SSGCID
Seattle Structural Genomics Center for Infectious Disease

SARS-CoV-2

SSGCID SARS-CoV-2 updates

The outbreak of novel coronavirus SARS-CoV-2 (2019-nCoV), which causes COVID-19, was first reported from Wuhan, China on 31 December 2019.  The World Health Organization has declared a global emergency and the SSGCID has rapidly prioritized structural genomic efforts to focus on the elucidation of important protein structures of SARS-CoV-2.

Available data

The sequences of the 10 open reading frames in the SSGCID pipeline were obtained from the GenBank complete genome of isolate Wuhan-Hu-1. Our experimental structure determination efforts are focused on selected targets and progress will be updated here. As with all our targets, expression clones, purified proteins and structure coordinates will be made available to the scientific community.

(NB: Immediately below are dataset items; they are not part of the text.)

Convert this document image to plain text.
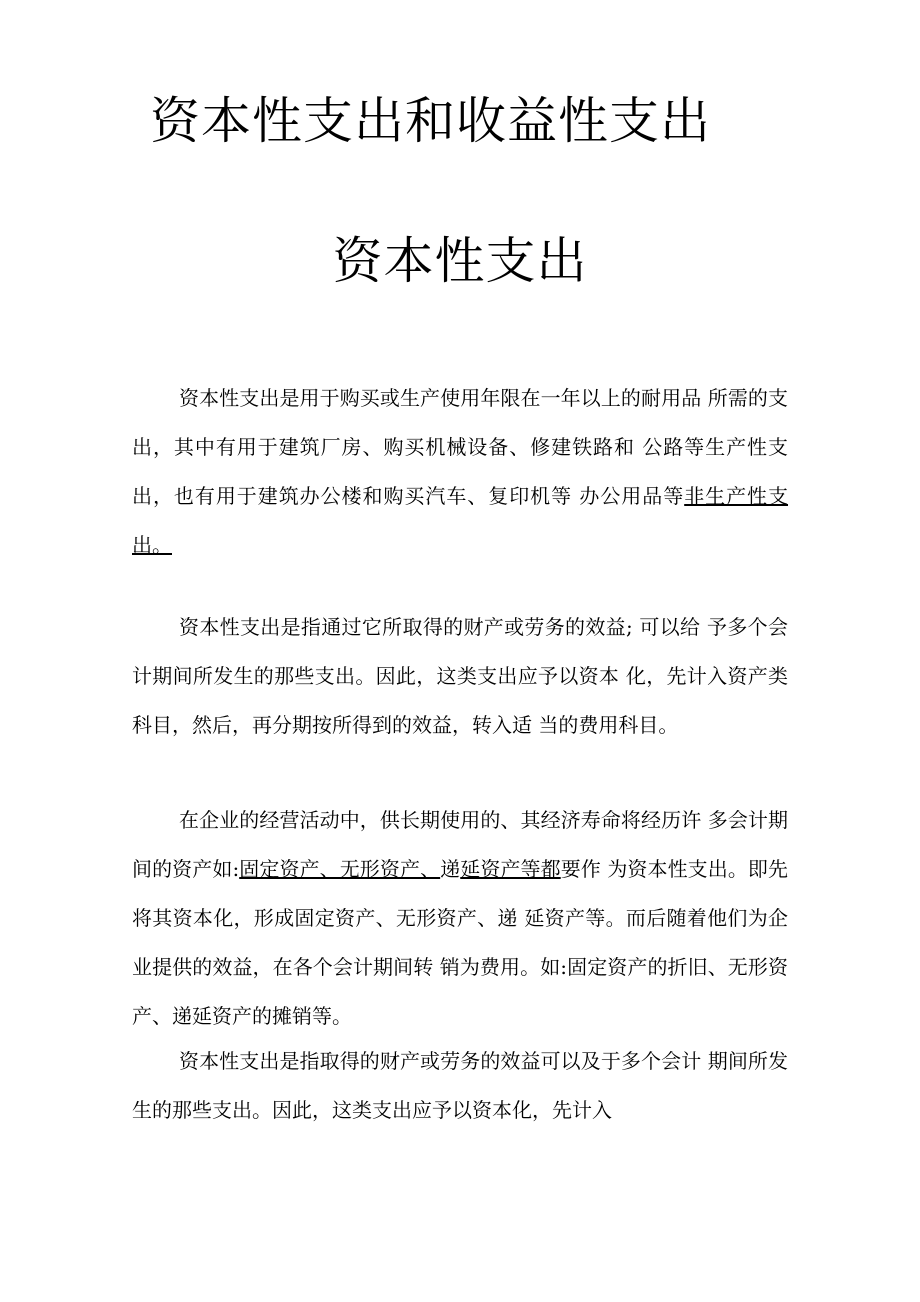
资本性支出和收益性支出
资本性支出

资本性支出是用于购买或生产使用年限在一年以上的耐用品 所需的支出，其中有用于建筑厂房、购买机械设备、修建铁路和 公路等生产性支出，也有用于建筑办公楼和购买汽车、复印机等 办公用品等非生产性支出。

资本性支出是指通过它所取得的财产或劳务的效益; 可以给 予多个会计期间所发生的那些支出。因此，这类支出应予以资本 化，先计入资产类科目，然后，再分期按所得到的效益，转入适 当的费用科目。

在企业的经营活动中，供长期使用的、其经济寿命将经历许 多会计期间的资产如:固定资产、无形资产、递延资产等都要作 为资本性支出。即先将其资本化，形成固定资产、无形资产、递 延资产等。而后随着他们为企业提供的效益，在各个会计期间转 销为费用。如:固定资产的折旧、无形资产、递延资产的摊销等。

资本性支出是指取得的财产或劳务的效益可以及于多个会计 期间所发生的那些支出。因此，这类支出应予以资本化，先计入
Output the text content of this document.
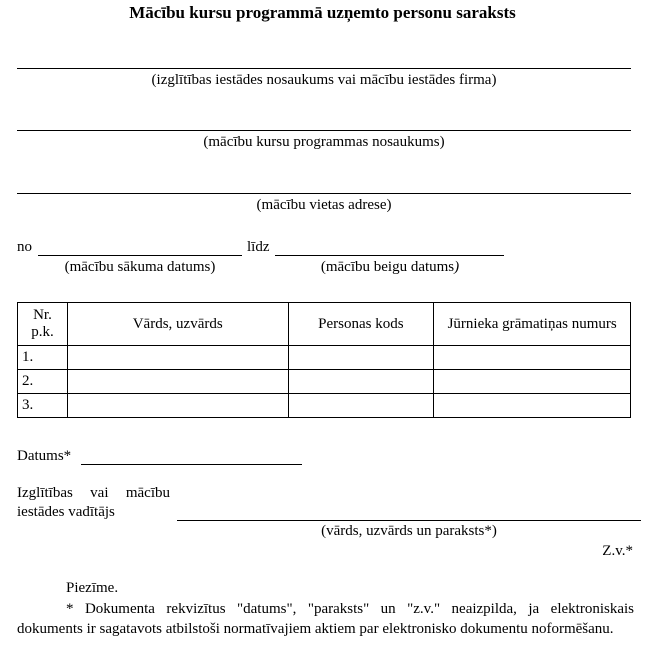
Mācību kursu programmā uzņemto personu saraksts
(izglītības iestādes nosaukums vai mācību iestādes firma)
(mācību kursu programmas nosaukums)
(mācību vietas adrese)
no	līdz
(mācību sākuma datums)	(mācību beigu datums)
Nr. p.k.	Vārds, uzvārds	Personas kods	Jūrnieka grāmatiņas numurs
1.			
2.			
3.			
Datums*
Izglītības vai mācību
iestādes vadītājs
(vārds, uzvārds un paraksts*)
Z.v.*
Piezīme.
* Dokumenta rekvizītus "datums", "paraksts" un "z.v." neaizpilda, ja elektroniskais dokuments ir sagatavots atbilstoši normatīvajiem aktiem par elektronisko dokumentu noformēšanu.
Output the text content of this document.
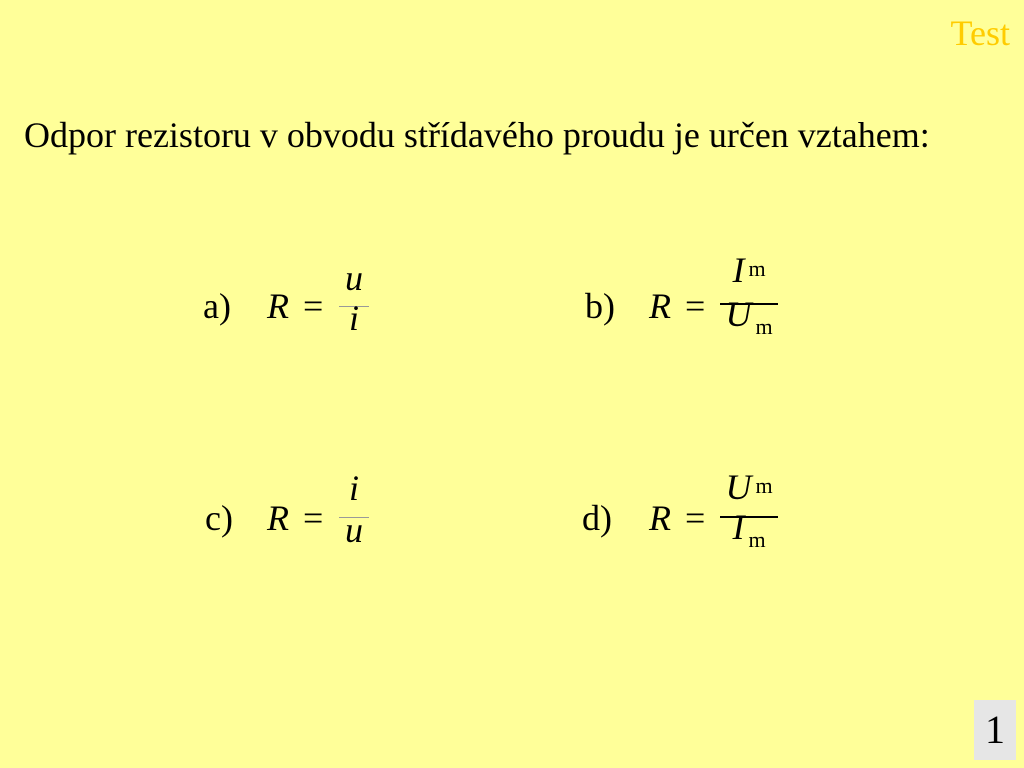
Test
Odpor rezistoru v obvodu střídavého proudu je určen vztahem:
a) R =
u
i	b) R =
Im
U $_m$
c) R =
i
u	d) R =
Um
I $_m$
1
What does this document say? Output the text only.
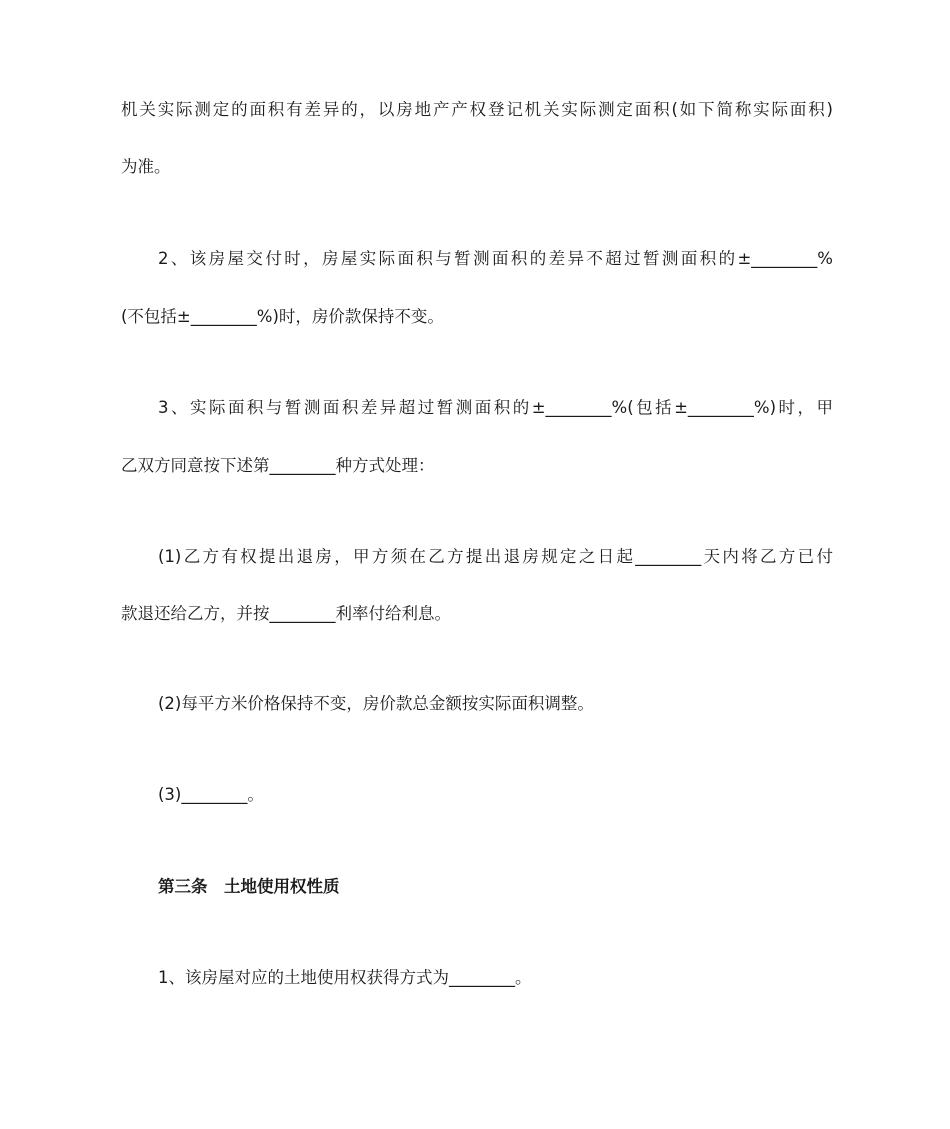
机关实际测定的面积有差异的，以房地产产权登记机关实际测定面积(如下简称实际面积)
为准。
2、该房屋交付时，房屋实际面积与暂测面积的差异不超过暂测面积的±________%
(不包括±________%)时，房价款保持不变。
3、实际面积与暂测面积差异超过暂测面积的±________%(包括±________%)时，甲
乙双方同意按下述第________种方式处理：
(1)乙方有权提出退房，甲方须在乙方提出退房规定之日起________天内将乙方已付
款退还给乙方，并按________利率付给利息。
(2)每平方米价格保持不变，房价款总金额按实际面积调整。
(3)________。
第三条　土地使用权性质
1、该房屋对应的土地使用权获得方式为________。
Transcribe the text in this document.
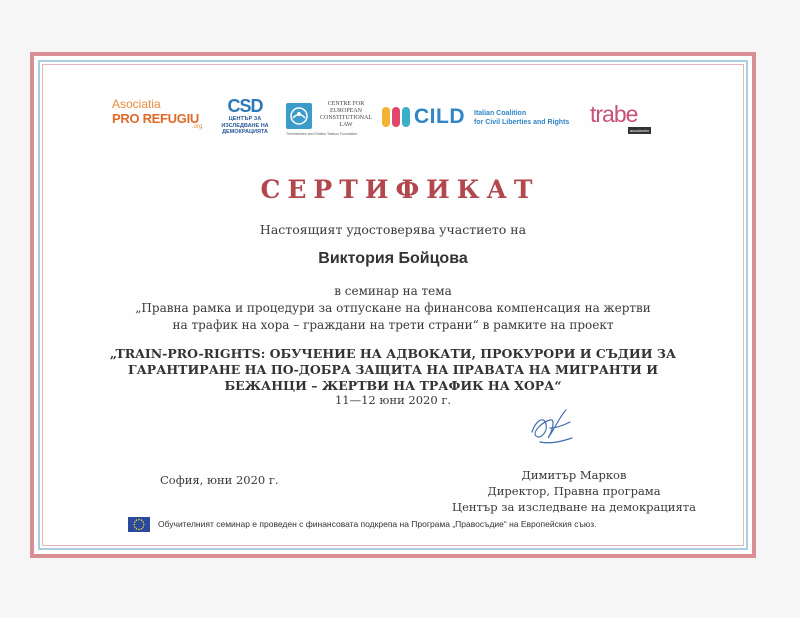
Asociatia
PRO REFUGIU
.org
CSD
ЦЕНТЪР ЗА
ИЗСЛЕДВАНЕ НА
ДЕМОКРАЦИЯТА
CENTRE FOR
EUROPEAN
CONSTITUTIONAL
LAW
Themistokles and Dimitris Tsatsos Foundation
CILD Italian Coalition
for Civil Liberties and Rights trabe
asociación
СЕРТИФИКАТ
Настоящият удостоверява участието на
Виктория Бойцова
в семинар на тема
„Правна рамка и процедури за отпускане на финансова компенсация на жертви
на трафик на хора – граждани на трети страни“ в рамките на проект
„TRAIN-PRO-RIGHTS: ОБУЧЕНИЕ НА АДВОКАТИ, ПРОКУРОРИ И СЪДИИ ЗА
ГАРАНТИРАНЕ НА ПО-ДОБРА ЗАЩИТА НА ПРАВАТА НА МИГРАНТИ И
БЕЖАНЦИ – ЖЕРТВИ НА ТРАФИК НА ХОРА“
11—12 юни 2020 г.
София, юни 2020 г.	Димитър Марков
Директор, Правна програма
Център за изследване на демокрацията
Обучителният семинар е проведен с финансовата подкрепа на Програма „Правосъдие“ на Европейския съюз.
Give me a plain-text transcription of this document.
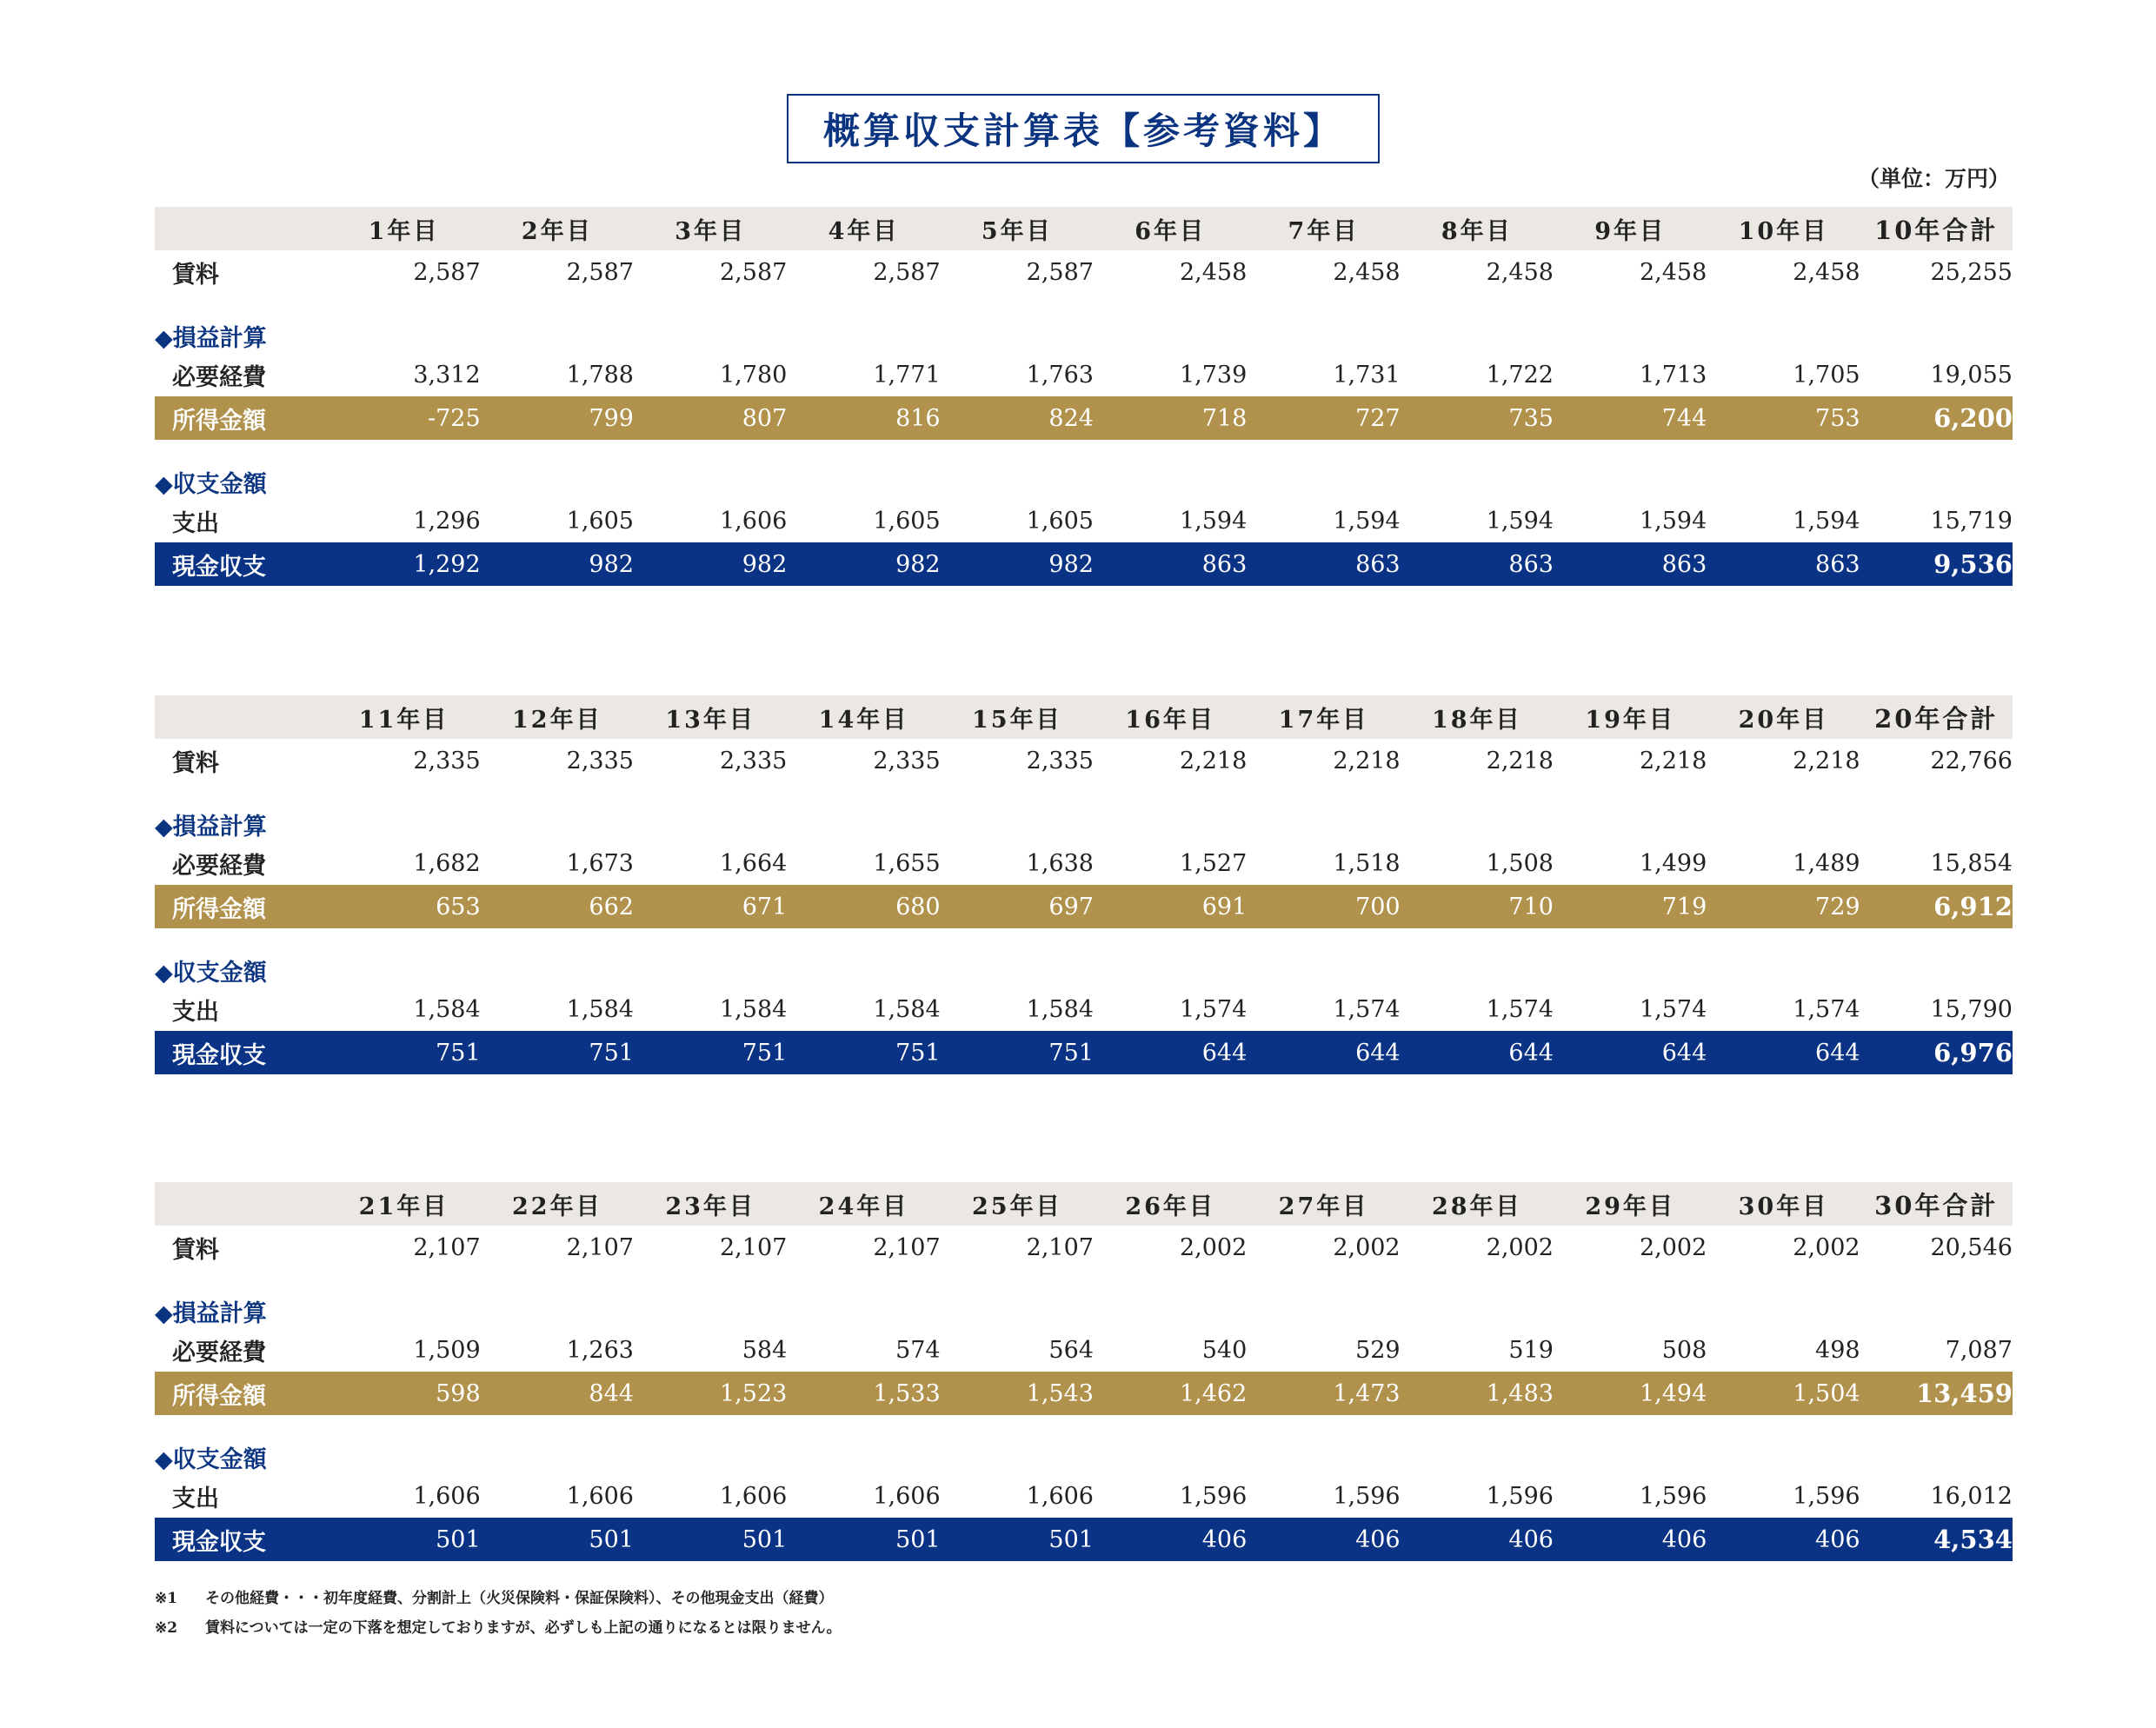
概算収支計算表【参考資料】
（単位：万円）
1年目	2年目	3年目	4年目	5年目	6年目	7年目	8年目	9年目	10年目	10年合計
賃料	2,587	2,587	2,587	2,587	2,587	2,458	2,458	2,458	2,458	2,458	25,255
◆損益計算
必要経費	3,312	1,788	1,780	1,771	1,763	1,739	1,731	1,722	1,713	1,705	19,055
所得金額	-725	799	807	816	824	718	727	735	744	753	6,200
◆収支金額
支出	1,296	1,605	1,606	1,605	1,605	1,594	1,594	1,594	1,594	1,594	15,719
現金収支	1,292	982	982	982	982	863	863	863	863	863	9,536
11年目	12年目	13年目	14年目	15年目	16年目	17年目	18年目	19年目	20年目	20年合計
賃料	2,335	2,335	2,335	2,335	2,335	2,218	2,218	2,218	2,218	2,218	22,766
◆損益計算
必要経費	1,682	1,673	1,664	1,655	1,638	1,527	1,518	1,508	1,499	1,489	15,854
所得金額	653	662	671	680	697	691	700	710	719	729	6,912
◆収支金額
支出	1,584	1,584	1,584	1,584	1,584	1,574	1,574	1,574	1,574	1,574	15,790
現金収支	751	751	751	751	751	644	644	644	644	644	6,976
21年目	22年目	23年目	24年目	25年目	26年目	27年目	28年目	29年目	30年目	30年合計
賃料	2,107	2,107	2,107	2,107	2,107	2,002	2,002	2,002	2,002	2,002	20,546
◆損益計算
必要経費	1,509	1,263	584	574	564	540	529	519	508	498	7,087
所得金額	598	844	1,523	1,533	1,543	1,462	1,473	1,483	1,494	1,504	13,459
◆収支金額
支出	1,606	1,606	1,606	1,606	1,606	1,596	1,596	1,596	1,596	1,596	16,012
現金収支	501	501	501	501	501	406	406	406	406	406	4,534
※1 その他経費・・・初年度経費、分割計上（火災保険料・保証保険料）、その他現金支出（経費）
※2 賃料については一定の下落を想定しておりますが、必ずしも上記の通りになるとは限りません。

In particular, the Spike protein of betacoronaviruses is involved in virus entry into the host cell. The Spike model was requested by Richard Scheuerman from the Virus Pathogen Database (ViPR) to map human betacoronaviruses B cell/antibody epitopes that are conserved in the Wuhan-Hu-1 isolate; details will be posted on the ViPR 2019-nCov newspage.

model structure of Spike protein

Model of  the SARS-CoV-2 Spike protein (Baker Lab) with conserved epitopes highlighed in green; superimposed glycans from the SARS CryoEM structure (Veesler Lab) in blue.